Walt then shows up for a meeting with Jack Welker, Todd and the neo-Nazis, who nearly immediately threaten to kill him.

"You really shouldn't have come back, Mr. White," Todd, ever the psycho, says semi-apologetically. However, Walt stalls the execution by accusing Jack of partnering with Jesse- how else could the pure blue meth, his signature product, be produced?

"You think I'd partner with a rat?" Jack says, referring to Jesse's DEA DVD. "I'm going to show you just how wrong you are, and then I'm putting that bullet in your head myself."

Jesse, who has been enslaved for months, appears, looking nearly as haggard as Walt does. Walt tackles him into the ground and pushes the button on his car remote, setting his plan into action.

The M60 machine gun rigged in Walt's car's trunk sprays indiscriminately, cutting through the walls of the neo-Nazis building and killing many of them almost instantly. Jesse and Todd are unaffected, but Walt is wounded in his side.

The first chance he gets, Jesse strangles Todd, his former captor, with the same chains in which he was bound. Walt asks Jesse to finish the job by shooting him, but his former partner won't oblige him.

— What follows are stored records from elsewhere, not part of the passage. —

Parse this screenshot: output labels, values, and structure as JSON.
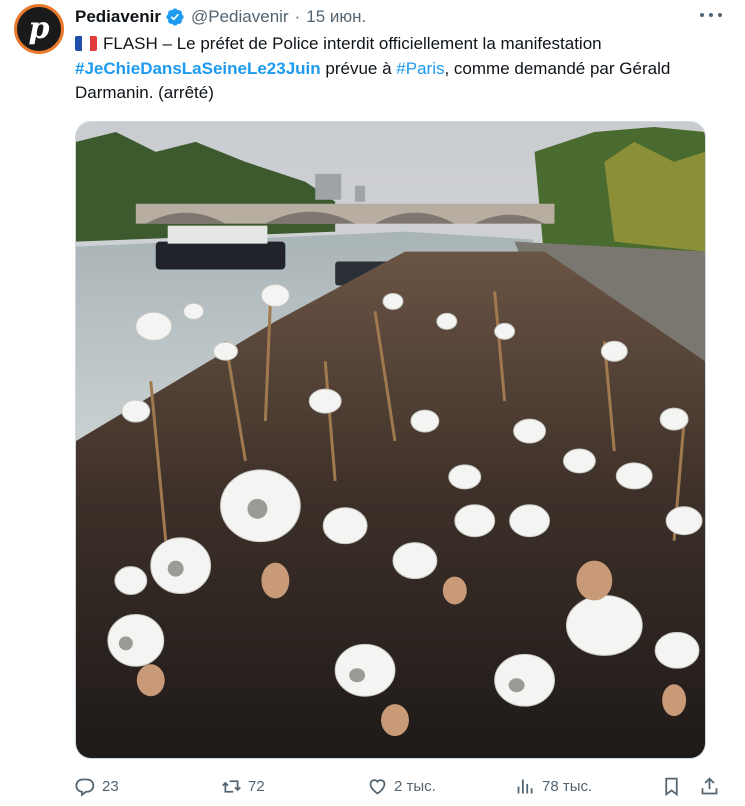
{
  "account": {
    "display_name": "Pediavenir",
    "handle": "@Pediavenir",
    "separator": "·",
    "time": "15 июн.",
    "avatar_letter": "p"
  },
  "tweet": {
    "line1_prefix": "FLASH – Le préfet de Police interdit officiellement la manifestation",
    "hashtag_main": "#JeChieDansLaSeineLe23Juin",
    "mid_text": " prévue à ",
    "hashtag_city": "#Paris",
    "tail_text": ", comme demandé par Gérald Darmanin. (arrêté)"
  },
  "media": {
    "alt": "AI-generated crowd holding toilet paper rolls along the Seine"
  },
  "actions": {
    "reply": "23",
    "retweet": "72",
    "like": "2 тыс.",
    "views": "78 тыс."
  },
  "icons": [
    "verified-badge-icon",
    "more-icon",
    "reply-icon",
    "retweet-icon",
    "like-icon",
    "views-icon",
    "bookmark-icon",
    "share-icon",
    "flag-france-icon"
  ],
  "colors": {
    "hashtag": "#1d9bf0",
    "verified": "#1d9bf0",
    "secondary_text": "#536471",
    "avatar_ring": "#e8792b"
  }
}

"Say the words. Say you want this," Jesse says, gun pointed at his former manipulator. "Nothing happens until I hear you say it."

"I want this," Walt says.

"Then do it yourself," the freshly freed Jesse retorts, driving into the darkness afterwards.

The reign of Heisenberg comes to an end as Walt walks slowly around the Welker's meth lab, touching the stainless steel vats almost tenderly. He then succumbs to his injuries, eyes half-closed, looking into the sky as the music plays.

"Guess I got what I deserve," Badfinger begins singing during "Baby Blue." "Kept you waiting there, too long my love / All that time, without a word / Didn't know you'd think, that I'd forget, or I'd regret, the special love I have for you / My baby blue."